Cardboard nurses – say the BBC – are being used to tell visitors and patients to wash their hands before they go on to the wards in hospitals in Lincolnshire. Apparently, the life-size cardboard nurses contain a recorded message that is activated by people walking past.

‘Please wash your hands’, it probably says, perhaps adding ‘and do it properly because I’m watching’.

And such will be the success of this simple but brilliant idea that thousands of new cardboard nurses will go into production with a range of health education messages.

‘Have you been to the dentist lately?’ some may ask randomly or ‘How much have you had to drink this week?’. And for any hard to say, but often necessary interventions, let’s get the cardboard nurse to say them for us: ‘You look like you could lose a few pounds. Can I suggest the salad this week?’ These interventions can only help the health of the nation and if one or two cardboard nurses want to temper their health education message with the odd personable aside, like ‘Nice jumper’ or ‘Nope, your bum doesn’t look big in that’, I think they will be accepted not only by the patients but also by their colleagues.

And getting on with other members of staff is just as important as making the right impression with the patients. It’s all well and good having new staff but we need to think about how they integrate into the team. Are the cardboard nurses, for example, being taken out on ward nights out? And if they are, are they being left by the toilets to remind people to wash their hands or are they being afforded the same kind of fun the rest of the team receive and being put on the dance floor?
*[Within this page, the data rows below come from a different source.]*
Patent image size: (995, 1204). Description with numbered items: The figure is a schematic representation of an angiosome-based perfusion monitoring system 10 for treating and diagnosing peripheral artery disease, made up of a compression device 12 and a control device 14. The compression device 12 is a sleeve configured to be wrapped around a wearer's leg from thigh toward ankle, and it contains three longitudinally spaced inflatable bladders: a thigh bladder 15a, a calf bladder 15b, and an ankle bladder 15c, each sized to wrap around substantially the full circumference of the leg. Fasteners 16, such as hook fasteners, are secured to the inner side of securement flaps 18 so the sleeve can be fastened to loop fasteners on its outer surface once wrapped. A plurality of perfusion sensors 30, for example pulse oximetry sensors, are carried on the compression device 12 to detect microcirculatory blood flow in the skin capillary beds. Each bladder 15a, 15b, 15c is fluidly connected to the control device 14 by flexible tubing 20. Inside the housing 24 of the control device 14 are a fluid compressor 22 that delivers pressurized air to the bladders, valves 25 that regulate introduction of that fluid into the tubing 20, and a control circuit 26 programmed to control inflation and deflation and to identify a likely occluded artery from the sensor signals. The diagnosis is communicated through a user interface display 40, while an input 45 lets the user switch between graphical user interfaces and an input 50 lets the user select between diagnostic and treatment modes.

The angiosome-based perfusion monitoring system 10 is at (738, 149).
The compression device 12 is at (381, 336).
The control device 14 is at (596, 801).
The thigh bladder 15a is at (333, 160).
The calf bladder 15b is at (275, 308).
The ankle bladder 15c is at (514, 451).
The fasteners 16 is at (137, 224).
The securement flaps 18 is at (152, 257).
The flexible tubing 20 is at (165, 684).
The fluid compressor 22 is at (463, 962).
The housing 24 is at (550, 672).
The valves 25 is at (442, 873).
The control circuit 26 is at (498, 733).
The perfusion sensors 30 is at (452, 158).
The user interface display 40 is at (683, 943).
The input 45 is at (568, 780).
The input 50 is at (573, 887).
Once integrated there is no reason – not with our commitment to diversity – why the cardboard nurse cannot take on other roles. I’m not suggesting she can do the rota but there is no reason why she can’t chair meetings or teach the junior doctors communication skills. Indeed, with her candid no-nonsense style, it will probably just be a matter of time before she is whisked from the wards to the boardroom. Nothing will be able to stop the cardboard nurse. Except rain, perhaps.

It’s interesting that this simple and good idea rests on the image of a nurse. It wouldn’t work if we had cardboard cut-outs of Napoleon or Graham Norton or Britney Spears telling us to wash our hands. And it isn’t doctors. There is something reassuring about it being the image of a nurse that we assume will be listened to… even if it’s made of cardboard.

Now we all know it’s just a matter of time before someone starts selling advertising space on them or drawing false moustaches on their faces. But until that time, credit where it’s due. Nurses are cool. Even the cardboard ones.